Without a doubt the existentialist classic of the 80s. The Hitcher (trailer) hasn't gotten any better with age simply because it was already good enough to begin with, and still outshines most thrillers made today—and remains a million miles better than the remake regurgitated in 2007 (trailer). Scriptwriter Eric Red shot an impressive wad here with his first script, and though he has had as good and sticky spurt since then, his load has never been as satisfyingly large. Unlike his later scripts for such films as Near Dark (1987/trailer) and Bad Moon (1996/trailer), The Hitcher satisfies until the very end. (Red, by the way, was the subject to some press in May 2000 for flipping out and driving his jeep Cherokee into a Los Angeles pool hall, killing two. Eventually his action got written off as a "syncope episode". The website Hollywood, Interrupted offers a quick review of the details.)

About three minutes into The Hitcher, Jim Halsey (C. Thomas Howell) stops to give a lift to a stranger at the side of the road, saying "My mother told me never to do this" as he opens the door for John Ryder (Rutgar Hauer). Three minutes later he learns his mother was right, and he pays for his stupidity for the rest of the film.

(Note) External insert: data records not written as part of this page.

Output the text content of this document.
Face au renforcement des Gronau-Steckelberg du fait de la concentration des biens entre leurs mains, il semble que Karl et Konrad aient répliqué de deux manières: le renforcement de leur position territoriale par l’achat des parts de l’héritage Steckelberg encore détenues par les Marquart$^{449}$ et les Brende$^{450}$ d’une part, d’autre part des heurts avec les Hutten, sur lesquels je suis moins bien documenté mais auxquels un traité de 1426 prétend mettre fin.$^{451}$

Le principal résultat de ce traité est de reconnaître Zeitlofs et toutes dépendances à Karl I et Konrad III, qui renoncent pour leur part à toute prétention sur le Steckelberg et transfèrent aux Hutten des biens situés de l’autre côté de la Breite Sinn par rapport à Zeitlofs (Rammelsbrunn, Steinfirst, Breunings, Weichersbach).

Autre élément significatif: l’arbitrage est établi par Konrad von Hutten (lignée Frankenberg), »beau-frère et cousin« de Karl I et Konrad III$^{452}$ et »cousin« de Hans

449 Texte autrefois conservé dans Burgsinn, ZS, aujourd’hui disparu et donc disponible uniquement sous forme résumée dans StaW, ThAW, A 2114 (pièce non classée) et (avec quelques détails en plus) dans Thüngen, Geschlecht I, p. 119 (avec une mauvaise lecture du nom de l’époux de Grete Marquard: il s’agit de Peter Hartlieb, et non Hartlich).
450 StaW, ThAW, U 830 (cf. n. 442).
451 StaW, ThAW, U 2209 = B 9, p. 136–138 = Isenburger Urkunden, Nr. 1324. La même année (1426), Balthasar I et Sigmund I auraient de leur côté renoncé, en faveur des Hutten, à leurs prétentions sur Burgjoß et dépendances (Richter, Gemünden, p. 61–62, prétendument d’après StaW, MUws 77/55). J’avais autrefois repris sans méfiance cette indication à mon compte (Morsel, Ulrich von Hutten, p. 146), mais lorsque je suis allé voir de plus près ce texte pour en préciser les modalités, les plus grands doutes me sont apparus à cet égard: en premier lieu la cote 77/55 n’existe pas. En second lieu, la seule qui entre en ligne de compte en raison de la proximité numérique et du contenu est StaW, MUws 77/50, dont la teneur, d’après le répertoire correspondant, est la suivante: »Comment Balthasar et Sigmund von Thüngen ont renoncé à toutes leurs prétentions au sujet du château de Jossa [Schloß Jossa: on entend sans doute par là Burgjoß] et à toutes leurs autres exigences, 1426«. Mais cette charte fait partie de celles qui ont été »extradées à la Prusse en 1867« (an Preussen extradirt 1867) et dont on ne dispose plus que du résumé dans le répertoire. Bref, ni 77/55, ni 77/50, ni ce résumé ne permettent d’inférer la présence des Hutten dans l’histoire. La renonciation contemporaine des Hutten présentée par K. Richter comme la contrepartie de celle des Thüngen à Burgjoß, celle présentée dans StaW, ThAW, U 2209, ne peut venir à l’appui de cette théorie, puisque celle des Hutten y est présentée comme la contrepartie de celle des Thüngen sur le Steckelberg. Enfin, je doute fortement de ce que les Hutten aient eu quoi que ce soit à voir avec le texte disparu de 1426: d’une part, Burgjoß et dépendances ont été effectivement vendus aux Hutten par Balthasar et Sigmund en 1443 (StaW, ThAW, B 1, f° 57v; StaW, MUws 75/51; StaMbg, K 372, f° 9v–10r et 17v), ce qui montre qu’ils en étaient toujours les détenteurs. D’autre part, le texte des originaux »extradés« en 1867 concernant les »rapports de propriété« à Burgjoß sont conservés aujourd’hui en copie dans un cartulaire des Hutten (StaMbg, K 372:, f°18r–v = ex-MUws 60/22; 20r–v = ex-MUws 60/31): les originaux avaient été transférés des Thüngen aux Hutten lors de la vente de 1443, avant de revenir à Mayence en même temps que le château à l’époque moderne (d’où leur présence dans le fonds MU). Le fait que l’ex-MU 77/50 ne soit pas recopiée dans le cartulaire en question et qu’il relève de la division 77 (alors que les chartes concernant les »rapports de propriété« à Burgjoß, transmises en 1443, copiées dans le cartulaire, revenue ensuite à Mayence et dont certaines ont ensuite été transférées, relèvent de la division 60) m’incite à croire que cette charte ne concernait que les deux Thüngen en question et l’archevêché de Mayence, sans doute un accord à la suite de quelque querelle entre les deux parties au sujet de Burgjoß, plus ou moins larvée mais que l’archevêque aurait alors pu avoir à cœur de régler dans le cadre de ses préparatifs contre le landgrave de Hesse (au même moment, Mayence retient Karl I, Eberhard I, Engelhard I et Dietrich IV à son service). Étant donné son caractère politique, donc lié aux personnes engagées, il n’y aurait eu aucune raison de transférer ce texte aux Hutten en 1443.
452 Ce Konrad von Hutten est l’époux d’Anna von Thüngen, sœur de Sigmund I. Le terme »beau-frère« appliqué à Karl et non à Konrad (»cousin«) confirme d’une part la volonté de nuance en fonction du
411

Inspired equally in part by such films as Duel (1971/trailer) and The Night of the Hunter (1955/trailer) and heavily flavored with the taste of The Twilight Zone gone bloody, The Hitcher takes the viewer on a hellish tour across the Southwest with Jim as his world is systematically ripped to pieces. Ryder, forever a step ahead or alongside Jim, destroys both Jim's life and his view of life, leaving a bloody trail of dead bodies along the way, with all evidence pointing to Jim as being the guilty person. Who Ryder is and why he does what he does is never completely clear. He is less a psychopath than an almost supernatural being that has either decided to make Jim pay for escaping the first time around or sees in him a possible tool for his own self-destruction, similar to the situation narrated in the artsy-fartsy horror flick Dust Devil (1992/trailer). The latter concept is reinforced by the film's final 10 minutes, when it becomes apparent that the only person able to stop Ryder is Jim himself, providing he is willing (like Ryder) to step over the line of civilized behavior.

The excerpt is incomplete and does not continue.